Una cosa che ho sempre saputo di me è che le situazioni inattese non so affrontarle.
Se c'è un sentimento col quale non vado d'accordo, quello è lo stupore.
Sono completamente incapace di gestirlo e pure di dissimularlo.

Non conoscere in anticipo che succederà, essere colto di sorpresa senza avere la battuta pronta insomma, mi mette solo tanta ansia e agitazione.

E la conferma non richiesta di questa inabilità arriva in un torrido pomeriggio di agosto quando, davanti alla figura annunciata solo dal ronzio sconnesso e fastidioso del campanello, tutto ciò che riesco a farfugliare è "ma... il citofono... era... rotto..."

"Che te devo dì" uno stupido sorrisetto ad accompagnare le parole "a me ha funzionato"
"Me ne- me ne sono accorto"

Ci scrutiamo per un po' forse cercando di assorbire entrambi più dettagli possibili l'uno dell'altro.

E' strano come sia sempre uguale, ma allo stesso tempo mi pare di vederlo oggi per la prima volta.
Chissà se anche lui si starà chiedendo che ho fatto in questi due mesi, che ho fatto-

"Che hai fatto alla faccia Simò?"
Che ho fatto alla faccia?!
"In- in che senso?"
"Nel senso... mo te fai cresce pure il baffetto?"

Ah.

Quanto mi farebbe comodo adesso una buca del suggeritore come a teatro.
Qualcuno che dal basso con discrezione si tenga pronto per i momenti inaspettati e che elabori per me una bella frase ad effetto.

"Fatti i cazzi tua!"

Ecco!
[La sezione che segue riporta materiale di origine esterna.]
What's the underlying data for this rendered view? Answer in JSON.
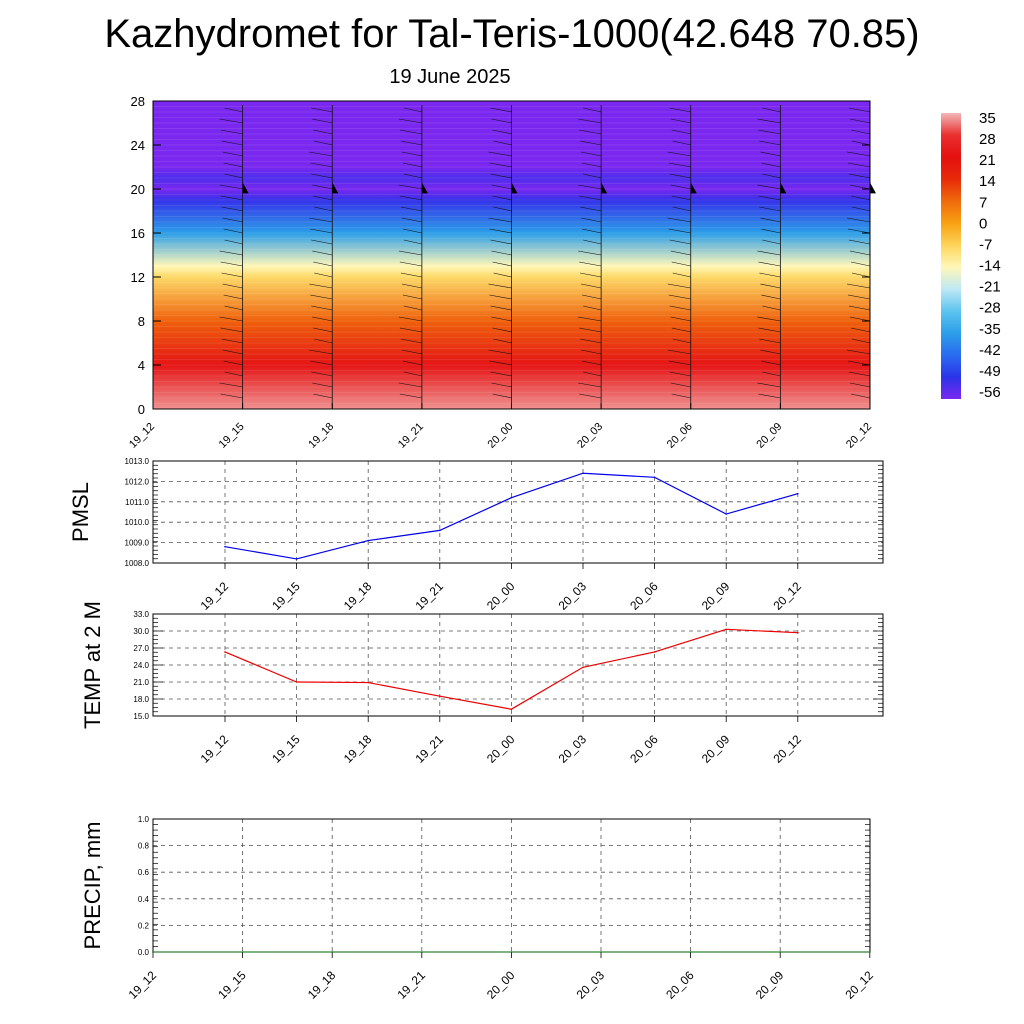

Una frase del genere.

Certo, sarebbe stata molto più efficace se, subito dopo averla detta, non avessi sollevato il palmo della mano per nascondere la striscia di peli incriminata.
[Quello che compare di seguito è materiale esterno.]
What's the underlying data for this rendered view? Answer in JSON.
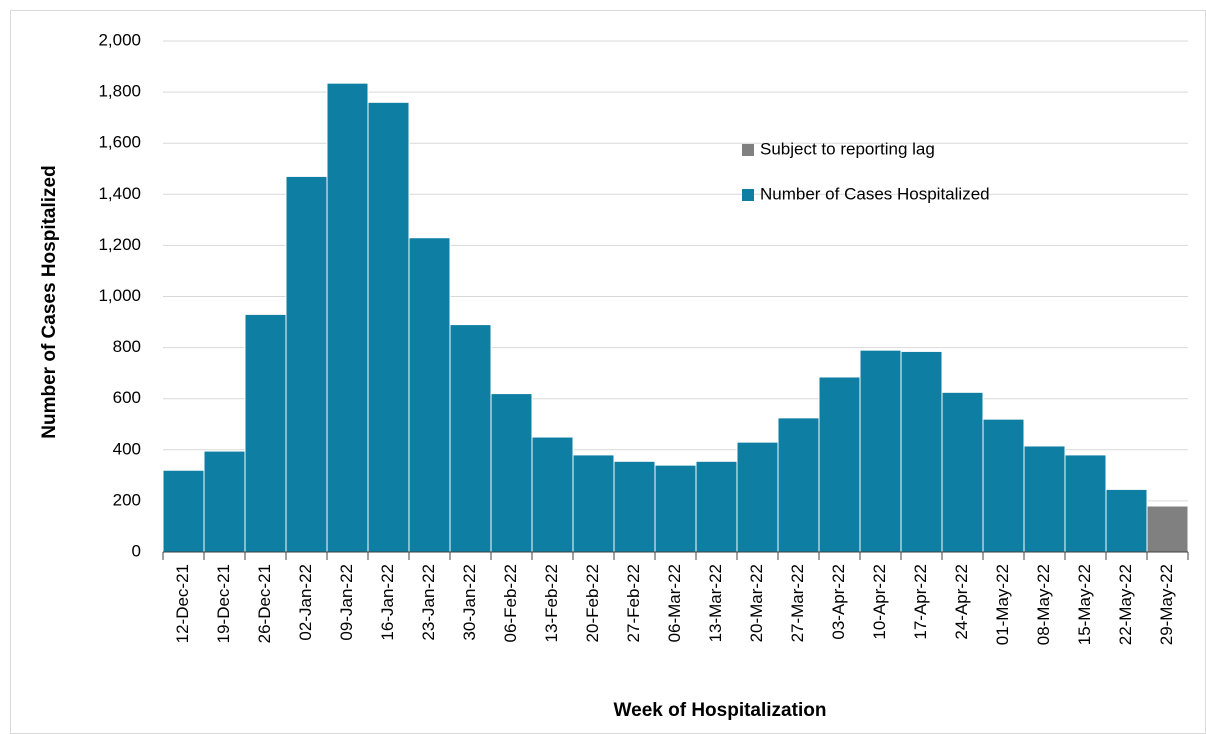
{
  "chart_data": {
    "type": "bar",
    "x_label": "Week of Hospitalization",
    "y_label": "Number of Cases Hospitalized",
    "categories": [
      "12-Dec-21",
      "19-Dec-21",
      "26-Dec-21",
      "02-Jan-22",
      "09-Jan-22",
      "16-Jan-22",
      "23-Jan-22",
      "30-Jan-22",
      "06-Feb-22",
      "13-Feb-22",
      "20-Feb-22",
      "27-Feb-22",
      "06-Mar-22",
      "13-Mar-22",
      "20-Mar-22",
      "27-Mar-22",
      "03-Apr-22",
      "10-Apr-22",
      "17-Apr-22",
      "24-Apr-22",
      "01-May-22",
      "08-May-22",
      "15-May-22",
      "22-May-22",
      "29-May-22"
    ],
    "series": [
      {
        "name": "Subject to reporting lag",
        "color": "#808080",
        "values": [
          null,
          null,
          null,
          null,
          null,
          null,
          null,
          null,
          null,
          null,
          null,
          null,
          null,
          null,
          null,
          null,
          null,
          null,
          null,
          null,
          null,
          null,
          null,
          null,
          180
        ]
      },
      {
        "name": "Number of Cases Hospitalized",
        "color": "#0e7ea3",
        "values": [
          320,
          395,
          930,
          1470,
          1835,
          1760,
          1230,
          890,
          620,
          450,
          380,
          355,
          340,
          355,
          430,
          525,
          685,
          790,
          785,
          625,
          520,
          415,
          380,
          245,
          null
        ]
      }
    ],
    "ylim": [
      0,
      2000
    ],
    "yticks": [
      0,
      200,
      400,
      600,
      800,
      {
        "value": 1000,
        "label": "1,000"
      },
      {
        "value": 1200,
        "label": "1,200"
      },
      {
        "value": 1400,
        "label": "1,400"
      },
      {
        "value": 1600,
        "label": "1,600"
      },
      {
        "value": 1800,
        "label": "1,800"
      },
      {
        "value": 2000,
        "label": "2,000"
      }
    ],
    "grid": true,
    "legend": "upper right"
  }
}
Una risatina di scherno segue a questa reazione.
E io non riesco ad ignorare il fastidio che mi provoca.
"Che sei venuto a fare Manuel?" chiedo allora stizzito "torni dopo due mesi per darmi consigli di stile?"

Improvvisamente, non ride più.
Bene.

"Io- io in realtà avrei portato una cosa..." e dalla faccia con cui lo dice pare quasi che non erano queste le parole che aveva in mente.
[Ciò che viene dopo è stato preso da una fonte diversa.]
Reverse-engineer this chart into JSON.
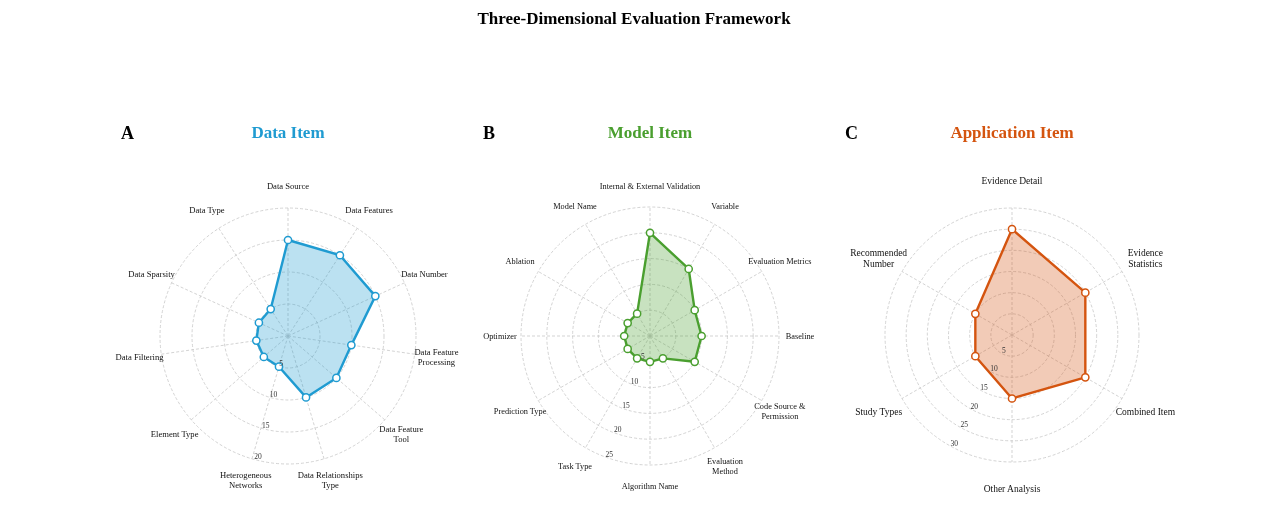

Lo osservo da sotto in su mentre lui - con un'insicurezza che di solito non gli appartiene - estrae da dietro la schiena un pacchetto infiocchettato.
"E' una torta fredda..."

Sbatto le palpebre una, due, tre volte.

"Il mio compleanno è a marzo...?"
"Il 30, lo so... ma questa è al limone!"
Lo annuncia come se avesse appena fatto 13 al Totocalcio.
"E- e quindi?"
"E' la tua preferita!"

Il sorriso di tregua che riesce a strapparmi viene intercettato prima che possa nasconderlo.
"Quindi..." gli occhi puntati nei miei "che faccio? Entro?"

A volte mi sconvolge quello che entrambi siamo disposti a sopportare pur di dare una parvenza di normalità al nostro rapporto.

Ma il silenzio è sempre un grande atto d'amore, no?
E allora forse è per questo che mi sposto di lato e gli lascio lo spazio necessario per accedere.

"E' bello qua di giorno" ci tiene a dirmi mentre a grandi passi raggiunge la cucina "ce devo vení più spesso."

Guardo la porta di casa appena chiusa.

Non mi ero mai accorto fosse un ingresso e non solo un'uscita.

**

"Hey"
"Mh?"
"Ti sei addormentato davanti alla tv"

I piccoli piatti abbandonati sul tavolino basso del salotto hanno magicamente raggiunto il lavello.
Stesi uno sull'altro ad asciugare, assieme a cucchiaini e tazzine.
Due di ognuno.

Senza preavviso, lo stomaco fa una piccola capriola su se stesso.

"Mh... scusa. E' che Beautiful mi annoia"
"Che Beautiful ao! E' Dallas!"
"Okay... mi hai svegliato per questo?"

Dalla tv ancora accesa, la voce di una Signorina Buonasera cerca di convincermi a rimanere un altro po' sulle reti Fininvest.
Le punto il telecomando contro e lei intimorita si ammutolisce.

"No... è che me ne sto andando"
"...e perché me lo dici?"
"Beh, perché mi andava di dirtelo Simo"

Socchiudo appena le tende e, con un sorriso che non riesco in alcun modo ad appiattire, vado a letto.